Глотаю остывший черный кофе, сушу полотенцем волосы — оно безнадежно испорчено, но пряди сияют зеленым, красным и синим, совсем как в прежние времена. На удивление быстро нахожу в допотопном трельяже хозяйки нашу со Стасей косметичку и, наклонившись к бледному отражению, густо подвожу выцветшие пустые глаза.
Облачаюсь в джинсы и бордовую рубашку поверх топа, втискиваю в карманы телефон, ключи и банковскую карту, забираю трость и вытряхиваюсь наружу.
Сорока прав — Стасе не нужна жалость.
Она заслуживает большего.
И этот уродливый недо-Феникс сегодня превратится в совсем другую птицу.
27
Атмосфера большого города резко отличается от вязкой тягучей повседневности глухой деревни. По проспектам носятся сквозняки, слепят бликами витрины, миллионы звуков сливаются в монотонный гул.
Меня так давно не было здесь — тогда, в больнице, из комы вернулась и на долгие месяцы заняла мое место лишь пустая покалеченная оболочка.

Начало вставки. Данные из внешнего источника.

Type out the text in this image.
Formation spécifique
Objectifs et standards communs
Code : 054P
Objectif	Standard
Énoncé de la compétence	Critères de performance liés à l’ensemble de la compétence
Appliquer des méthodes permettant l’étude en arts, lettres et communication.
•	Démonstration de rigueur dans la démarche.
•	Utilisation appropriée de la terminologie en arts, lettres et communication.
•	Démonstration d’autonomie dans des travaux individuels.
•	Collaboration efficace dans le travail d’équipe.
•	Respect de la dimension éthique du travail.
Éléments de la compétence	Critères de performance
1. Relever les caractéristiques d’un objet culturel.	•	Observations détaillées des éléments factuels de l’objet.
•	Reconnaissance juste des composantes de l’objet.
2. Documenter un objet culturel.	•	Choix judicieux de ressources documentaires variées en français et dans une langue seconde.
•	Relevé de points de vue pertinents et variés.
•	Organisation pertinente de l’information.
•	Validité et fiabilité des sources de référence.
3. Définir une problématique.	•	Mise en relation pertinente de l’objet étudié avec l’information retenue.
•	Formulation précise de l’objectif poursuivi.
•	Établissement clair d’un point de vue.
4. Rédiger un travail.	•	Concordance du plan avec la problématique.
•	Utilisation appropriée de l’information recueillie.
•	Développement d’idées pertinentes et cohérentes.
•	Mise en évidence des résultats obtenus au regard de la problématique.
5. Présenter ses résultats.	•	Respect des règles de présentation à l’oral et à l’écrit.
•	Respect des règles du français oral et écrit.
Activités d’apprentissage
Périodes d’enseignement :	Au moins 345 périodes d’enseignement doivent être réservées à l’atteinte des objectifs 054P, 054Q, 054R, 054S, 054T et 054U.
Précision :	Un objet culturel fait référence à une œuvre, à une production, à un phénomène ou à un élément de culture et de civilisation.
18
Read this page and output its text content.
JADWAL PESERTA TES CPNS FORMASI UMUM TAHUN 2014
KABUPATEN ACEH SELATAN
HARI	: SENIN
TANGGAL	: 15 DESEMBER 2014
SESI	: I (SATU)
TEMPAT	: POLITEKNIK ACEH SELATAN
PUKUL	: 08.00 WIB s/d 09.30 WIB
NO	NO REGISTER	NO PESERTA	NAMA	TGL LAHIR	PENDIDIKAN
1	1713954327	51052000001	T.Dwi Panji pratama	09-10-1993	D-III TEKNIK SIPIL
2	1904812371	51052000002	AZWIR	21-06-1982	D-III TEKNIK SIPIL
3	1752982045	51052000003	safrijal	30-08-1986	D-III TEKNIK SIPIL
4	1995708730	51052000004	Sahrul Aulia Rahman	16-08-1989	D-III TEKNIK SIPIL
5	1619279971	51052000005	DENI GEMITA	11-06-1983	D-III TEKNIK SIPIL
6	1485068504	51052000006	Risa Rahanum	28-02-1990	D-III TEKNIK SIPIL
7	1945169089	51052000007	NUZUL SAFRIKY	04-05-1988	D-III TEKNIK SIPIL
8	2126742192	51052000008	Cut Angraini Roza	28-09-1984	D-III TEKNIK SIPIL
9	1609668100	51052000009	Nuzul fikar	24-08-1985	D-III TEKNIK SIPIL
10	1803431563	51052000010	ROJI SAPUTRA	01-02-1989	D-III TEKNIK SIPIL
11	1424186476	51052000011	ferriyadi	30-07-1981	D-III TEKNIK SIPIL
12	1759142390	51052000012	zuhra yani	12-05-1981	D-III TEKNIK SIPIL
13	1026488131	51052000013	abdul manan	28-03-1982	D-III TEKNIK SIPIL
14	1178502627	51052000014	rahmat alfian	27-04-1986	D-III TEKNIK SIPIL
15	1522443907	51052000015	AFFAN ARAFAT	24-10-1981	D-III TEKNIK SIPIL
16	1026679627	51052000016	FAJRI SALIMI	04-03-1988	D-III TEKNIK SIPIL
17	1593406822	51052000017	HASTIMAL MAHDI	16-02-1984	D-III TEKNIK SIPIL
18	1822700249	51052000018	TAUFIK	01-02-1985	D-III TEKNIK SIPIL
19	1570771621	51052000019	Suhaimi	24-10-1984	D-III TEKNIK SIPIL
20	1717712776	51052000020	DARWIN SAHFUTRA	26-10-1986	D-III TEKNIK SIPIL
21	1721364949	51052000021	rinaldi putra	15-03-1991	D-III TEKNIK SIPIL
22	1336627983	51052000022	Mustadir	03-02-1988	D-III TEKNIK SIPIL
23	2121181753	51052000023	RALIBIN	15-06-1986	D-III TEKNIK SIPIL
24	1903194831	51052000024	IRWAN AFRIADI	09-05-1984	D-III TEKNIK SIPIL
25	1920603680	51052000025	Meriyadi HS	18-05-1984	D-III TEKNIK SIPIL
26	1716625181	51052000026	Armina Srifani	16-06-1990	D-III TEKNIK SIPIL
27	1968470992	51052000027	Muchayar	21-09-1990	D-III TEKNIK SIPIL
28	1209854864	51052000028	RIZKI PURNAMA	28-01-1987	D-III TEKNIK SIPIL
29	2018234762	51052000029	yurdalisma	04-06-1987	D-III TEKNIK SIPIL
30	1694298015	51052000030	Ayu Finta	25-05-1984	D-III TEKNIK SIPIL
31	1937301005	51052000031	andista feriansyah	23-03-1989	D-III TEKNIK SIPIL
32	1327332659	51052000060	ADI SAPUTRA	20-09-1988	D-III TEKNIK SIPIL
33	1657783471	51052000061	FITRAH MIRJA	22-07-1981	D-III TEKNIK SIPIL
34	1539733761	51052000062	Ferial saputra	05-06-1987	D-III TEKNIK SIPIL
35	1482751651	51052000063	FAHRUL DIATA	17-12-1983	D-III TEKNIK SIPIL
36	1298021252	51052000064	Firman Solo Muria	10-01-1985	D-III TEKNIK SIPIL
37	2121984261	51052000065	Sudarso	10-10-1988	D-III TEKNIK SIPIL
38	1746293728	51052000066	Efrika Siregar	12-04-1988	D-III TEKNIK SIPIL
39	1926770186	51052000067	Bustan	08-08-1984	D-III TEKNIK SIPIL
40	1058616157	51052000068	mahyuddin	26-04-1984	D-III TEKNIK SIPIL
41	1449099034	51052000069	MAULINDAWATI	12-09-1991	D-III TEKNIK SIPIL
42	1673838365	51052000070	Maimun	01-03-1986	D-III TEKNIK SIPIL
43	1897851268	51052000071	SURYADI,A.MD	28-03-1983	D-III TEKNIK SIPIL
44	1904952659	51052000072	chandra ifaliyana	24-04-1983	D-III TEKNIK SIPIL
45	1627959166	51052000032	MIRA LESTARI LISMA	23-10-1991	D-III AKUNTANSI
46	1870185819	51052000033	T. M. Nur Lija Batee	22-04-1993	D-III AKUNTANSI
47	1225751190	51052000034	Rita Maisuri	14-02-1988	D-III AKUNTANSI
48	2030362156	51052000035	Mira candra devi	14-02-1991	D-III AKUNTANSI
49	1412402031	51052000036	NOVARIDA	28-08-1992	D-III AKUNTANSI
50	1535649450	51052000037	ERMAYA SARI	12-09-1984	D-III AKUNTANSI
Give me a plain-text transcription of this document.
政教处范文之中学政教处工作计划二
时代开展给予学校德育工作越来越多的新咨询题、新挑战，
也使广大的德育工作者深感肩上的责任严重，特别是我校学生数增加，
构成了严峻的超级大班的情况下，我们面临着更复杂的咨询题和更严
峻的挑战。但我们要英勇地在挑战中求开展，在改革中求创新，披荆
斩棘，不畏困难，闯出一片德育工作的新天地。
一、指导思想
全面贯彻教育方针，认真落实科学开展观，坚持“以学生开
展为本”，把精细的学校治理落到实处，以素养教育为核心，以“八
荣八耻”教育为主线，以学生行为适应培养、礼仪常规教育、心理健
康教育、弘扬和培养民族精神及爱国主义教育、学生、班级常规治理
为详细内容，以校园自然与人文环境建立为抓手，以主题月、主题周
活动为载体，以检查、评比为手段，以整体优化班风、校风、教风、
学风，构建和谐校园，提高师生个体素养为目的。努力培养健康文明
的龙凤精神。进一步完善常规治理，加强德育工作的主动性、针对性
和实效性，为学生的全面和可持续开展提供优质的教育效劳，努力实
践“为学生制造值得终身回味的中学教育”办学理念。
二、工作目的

Я не помню, как сопливая весна сменилась летом, не помню, как деревья окутала легкая зеленая дымка свежей листвы, не помню, в какой из дней зимнюю обувь в прихожей потеснили любимые кеды.
А мой город продолжал жить.
Замираю и подставляю солнцу лицо. День обещает быть жарким, но я не могу снять рубашку или закатать рукава…
Мимо спешат незнакомые люди, улыбаются радуге в моих волосах, с сожалением поджимают губы, замечая трость. И тут же забывают.
Изнывая от духоты, продолжаю путь, безуспешно тяну за ручку дверь уже третьего салона красоты и с досадой отступаю к тротуару — он тоже закрыт.
Вдоль шоссе в ряд выстроились обесточенные троллейбусы, толпа штурмует автобусы — коммунальная авария оставила без электричества всю Центральную часть.
— Говорят, свет есть только в Озерках… — сетует продавщица мороженого под разноцветным пляжным зонтом, щелкает зажигалкой и, обреченно вздыхая, переворачивает лист глянцевого журнала.
Озерки…
От упоминания местности, где жил Сорока, покалывает кончики пальцев.
Не это ли — знак свыше? Поиски ответов нужно начать именно оттуда.
В иррациональной уверенности, что не кто иной, как Сорока, направляет меня, я ковыляю к поребрику, взмахиваю рукой и вместе с десятком озлобленных офисных работников втискиваюсь в переполненную маршрутку. Повисаю на поручне, прячу трость за спиной и терплю в невозможной жаре и тесноте еще шесть остановок.
Озерки находятся у черта на рогах, я не знаю, есть ли там салоны, где могут сделать годное тату, но возвращаться домой побежденной, так и не реализовав планов, не хочется.
А ощетинившаяся интуиция шепчет, что именно там я найду так нужную мне и Сороке зацепку.